Converting a pandas dataframe to a pytorch tensor


I am trying to convert a pandas dataframe read from a CSV file to a pytorch tensor, but am getting a type error.

I tried doing this:

    df = pandas.DataFrame({"spam": [1, 2, 3, 4], "eggs": [5, 6, 7, 8], "ham": [9, 10, 11, 12]})
    print(type(df))
    t = torch.from_numpy(df.values)

    dataframe = pandas.read_csv('dataset.csv')
    print(type(dataframe))
    tens = torch.from_numpy(dataframe.values)

This works perfectly for df, but throws a type error for dataframe

TypeError: can't convert np.ndarray of type numpy.object_. The only supported types are: float64, float32, float16, complex64, complex128, int64, int32, int16, int8, uint8, and bool.

Both the types are exactly the same

<class 'pandas.core.frame.DataFrame'>

What could be going wrong?


Solution

  • This issue usually arises when your DataFrame contains non-numeric or mixed types. The .values attribute returns a NumPy array, but PyTorch expects a specific type.

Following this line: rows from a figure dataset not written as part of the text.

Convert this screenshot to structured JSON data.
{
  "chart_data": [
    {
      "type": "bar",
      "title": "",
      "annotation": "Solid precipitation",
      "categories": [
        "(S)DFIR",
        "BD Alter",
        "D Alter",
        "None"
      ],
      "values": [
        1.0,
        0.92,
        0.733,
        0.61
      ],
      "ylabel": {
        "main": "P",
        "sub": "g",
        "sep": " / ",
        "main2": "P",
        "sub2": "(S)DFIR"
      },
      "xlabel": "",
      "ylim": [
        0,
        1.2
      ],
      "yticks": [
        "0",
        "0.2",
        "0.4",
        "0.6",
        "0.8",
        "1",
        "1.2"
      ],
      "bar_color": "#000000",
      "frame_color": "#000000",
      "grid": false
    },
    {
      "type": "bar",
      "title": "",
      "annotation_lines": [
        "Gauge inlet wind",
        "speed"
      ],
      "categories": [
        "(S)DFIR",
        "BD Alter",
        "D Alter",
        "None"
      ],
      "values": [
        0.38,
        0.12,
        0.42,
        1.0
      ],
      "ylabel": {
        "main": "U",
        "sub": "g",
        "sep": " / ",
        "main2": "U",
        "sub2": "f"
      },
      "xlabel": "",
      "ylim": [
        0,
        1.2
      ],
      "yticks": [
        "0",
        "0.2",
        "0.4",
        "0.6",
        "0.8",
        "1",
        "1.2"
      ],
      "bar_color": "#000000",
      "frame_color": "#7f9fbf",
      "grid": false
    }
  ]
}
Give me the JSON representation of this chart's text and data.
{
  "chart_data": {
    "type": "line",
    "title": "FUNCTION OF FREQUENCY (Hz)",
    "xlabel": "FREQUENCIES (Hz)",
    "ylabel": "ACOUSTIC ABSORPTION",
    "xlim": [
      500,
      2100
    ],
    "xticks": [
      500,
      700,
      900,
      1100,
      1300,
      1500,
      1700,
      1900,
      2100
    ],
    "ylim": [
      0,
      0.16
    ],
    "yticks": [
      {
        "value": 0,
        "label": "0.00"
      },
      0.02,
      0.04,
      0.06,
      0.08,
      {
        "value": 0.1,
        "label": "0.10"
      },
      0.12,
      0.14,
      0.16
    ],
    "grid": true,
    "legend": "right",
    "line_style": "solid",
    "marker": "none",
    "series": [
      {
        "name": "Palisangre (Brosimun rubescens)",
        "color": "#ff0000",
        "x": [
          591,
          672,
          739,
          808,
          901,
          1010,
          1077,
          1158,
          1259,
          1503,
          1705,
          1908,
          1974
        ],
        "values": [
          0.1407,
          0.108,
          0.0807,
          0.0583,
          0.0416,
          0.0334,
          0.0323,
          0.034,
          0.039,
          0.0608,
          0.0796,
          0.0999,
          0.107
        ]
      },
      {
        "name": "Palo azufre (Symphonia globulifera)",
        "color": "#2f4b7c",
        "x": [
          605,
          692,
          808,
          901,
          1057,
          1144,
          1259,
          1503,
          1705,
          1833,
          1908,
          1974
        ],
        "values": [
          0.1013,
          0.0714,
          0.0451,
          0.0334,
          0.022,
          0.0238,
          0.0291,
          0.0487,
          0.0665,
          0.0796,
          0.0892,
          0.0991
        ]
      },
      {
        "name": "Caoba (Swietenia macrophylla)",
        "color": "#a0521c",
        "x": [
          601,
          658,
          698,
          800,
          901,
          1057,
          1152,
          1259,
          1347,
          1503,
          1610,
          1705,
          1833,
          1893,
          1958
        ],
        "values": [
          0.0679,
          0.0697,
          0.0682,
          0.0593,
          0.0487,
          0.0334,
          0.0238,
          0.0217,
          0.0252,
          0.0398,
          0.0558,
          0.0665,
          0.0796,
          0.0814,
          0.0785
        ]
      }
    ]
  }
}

    1. Check DataFrame dtypes: print(dataframe.dtypes). Make sure all are numeric.
    2. Convert non-numeric columns: dataframe = dataframe.astype(float) or selectively convert columns.

    Try something like this:

    # For specific columns
    dataframe['some_column'] = dataframe['some_column'].astype(float)
    
    # For all columns
    dataframe = dataframe.astype(float)
    
    # Then convert to tensor
    tens = torch.from_numpy(dataframe.values)
    

    Make sure the conversion is meaningful for your application.